Some distributors have promoted the company's products for air purification and protection against the health effects of smoke from the California wildfires. It was alleged in 2018 that some distributors had offered personal stories to customers claiming that their child had benefited from essential oils.

In 2020, some doTerra distributors attempted to benefit from public concern regarding COVID-19 by claiming that the company's products have immune-boosting properties, despite no scientific evidence to support such claims. The Federal Trade Commission (FTC) warned the company it must stop making such unfounded health claims and exaggerated earnings by its distributors.

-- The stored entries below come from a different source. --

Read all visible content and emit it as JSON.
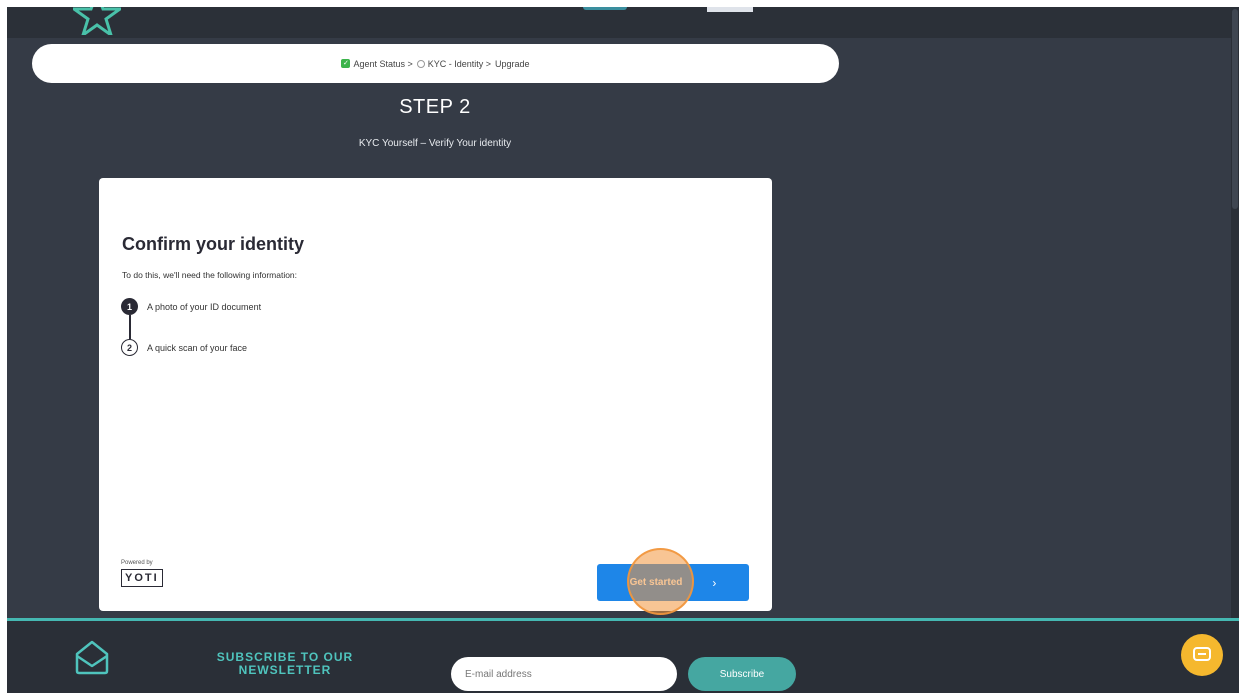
{
  "breadcrumb": {
    "items": [
      {
        "label": "Agent Status >",
        "state": "done"
      },
      {
        "label": "KYC - Identity >",
        "state": "pending"
      },
      {
        "label": "Upgrade",
        "state": "none"
      }
    ]
  },
  "step": {
    "title": "STEP 2",
    "subtitle": "KYC Yourself – Verify Your identity"
  },
  "card": {
    "title": "Confirm your identity",
    "description": "To do this, we'll need the following information:",
    "requirements": [
      {
        "number": "1",
        "label": "A photo of your ID document"
      },
      {
        "number": "2",
        "label": "A quick scan of your face"
      }
    ],
    "powered_by": "Powered by",
    "brand": "YOTI",
    "cta_label": "Get started",
    "cta_chevron": "›"
  },
  "footer": {
    "newsletter_title": "SUBSCRIBE TO OUR NEWSLETTER",
    "email_placeholder": "E-mail address",
    "subscribe_label": "Subscribe"
  },
  "colors": {
    "page_bg": "#353b46",
    "accent_teal": "#45b8b2",
    "cta_blue": "#1e86e8",
    "chat_yellow": "#f5b82e",
    "check_green": "#3cb44b"
  }
}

In 2023, the U.S. Department of Justice, on behalf of the FTC, won lawsuits against three doTerra distributors for making claims that the company’s essential oils and dietary supplements could treat, prevent, or cure COVID-19, in violation of the FTC Act and the COVID-19 Consumer Protection Act. According to the court order, the defendants were prohibited from making further claims that doTerra products can prevent, cure, or treat without FDA approval; ordered to provide reliable human clinical testing to support claims about other diseases; prohibited from mispresenting that the product’s benefits are scientifically or clinically proven; and were required to pay a $15,000 civil penalty.

==Projects==
===doTerra Healing Hands Foundation===
The doTerra Healing Hands Foundation is a 501(c)(3) non-profit organization established by doTerra in 2012. In 2016, the foundation partnered with the non-profit organization Choice Humanitarian to send staff and distributors to Nepal and Guatemala to install vented brick stoves for families.

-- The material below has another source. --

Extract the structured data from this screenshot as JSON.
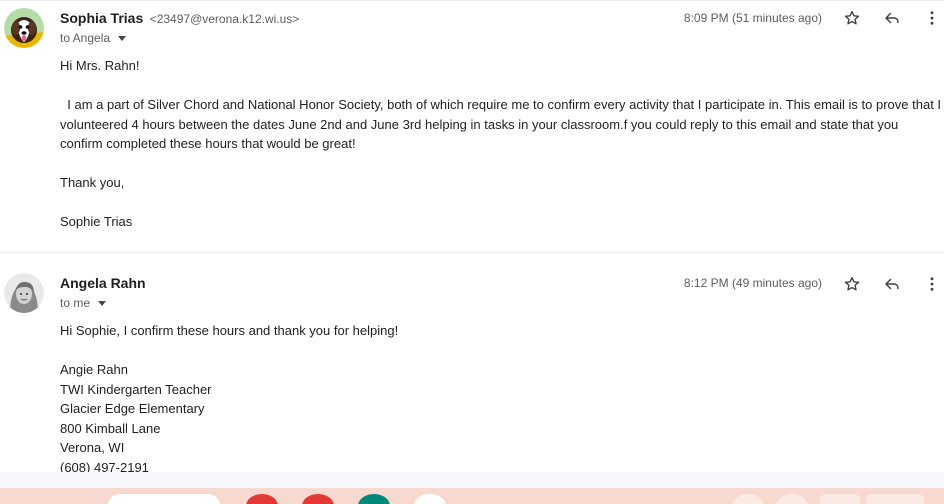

In 2017, the doTerra Healing Hands organization began collecting donations from its distributors in the wake of Hurricane Harvey to cover the costs of providing relief packs containing samples of the company's products to evacuees in Dallas. In October 2017, Pacific Standard reported that after collecting donations, doTerra did not deliver the shipments, allegedly due to weather conditions, and described the incident as "a modern example of malfeasance masquerading as altruism—a type of scam often found in multi-level marketing organizations." In an update to their report in March 2018, Pacific Standard noted that doTerra did eventually send shipments of doTerra hygiene packs to residents in Houston.

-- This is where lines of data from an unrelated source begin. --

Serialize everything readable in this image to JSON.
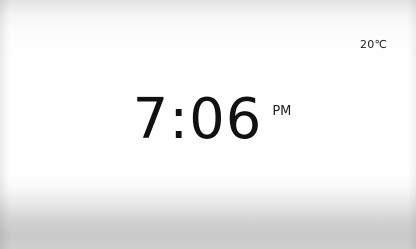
{
  "status": {
    "temperature": "20℃"
  },
  "clock": {
    "time": "7:06",
    "period": "PM"
  }
}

===Kealakekua Mountain Reserve===
In 2018, the company purchased $7.3 million of land in the Kealakekua Mountain Reserve to source its sandalwood on Hawaii's Big Island. doTerra announced a 10-year plan to use dead sandalwood for its essential oil production while keeping 75 percent of the land forested. It built a nursery on the reserve to grow saplings and protect them from tree-killing species. doTerra has planted 300,000 native trees and intends to plant more than 1 million by 2030.

==Recognition==
doTerra was recognized by Hope for Haiti with the Hope Award in January 2023. The company's distillery in Bulgaria was awarded "Partner of the Municipality" by the Annual Awards Association of the Bulgarian Municipalities for its work in the country.

It received a Good Housekeeping 2025 Bath Award. doTerra was recognized by Oprah Daily for "best essential oils" of 2026.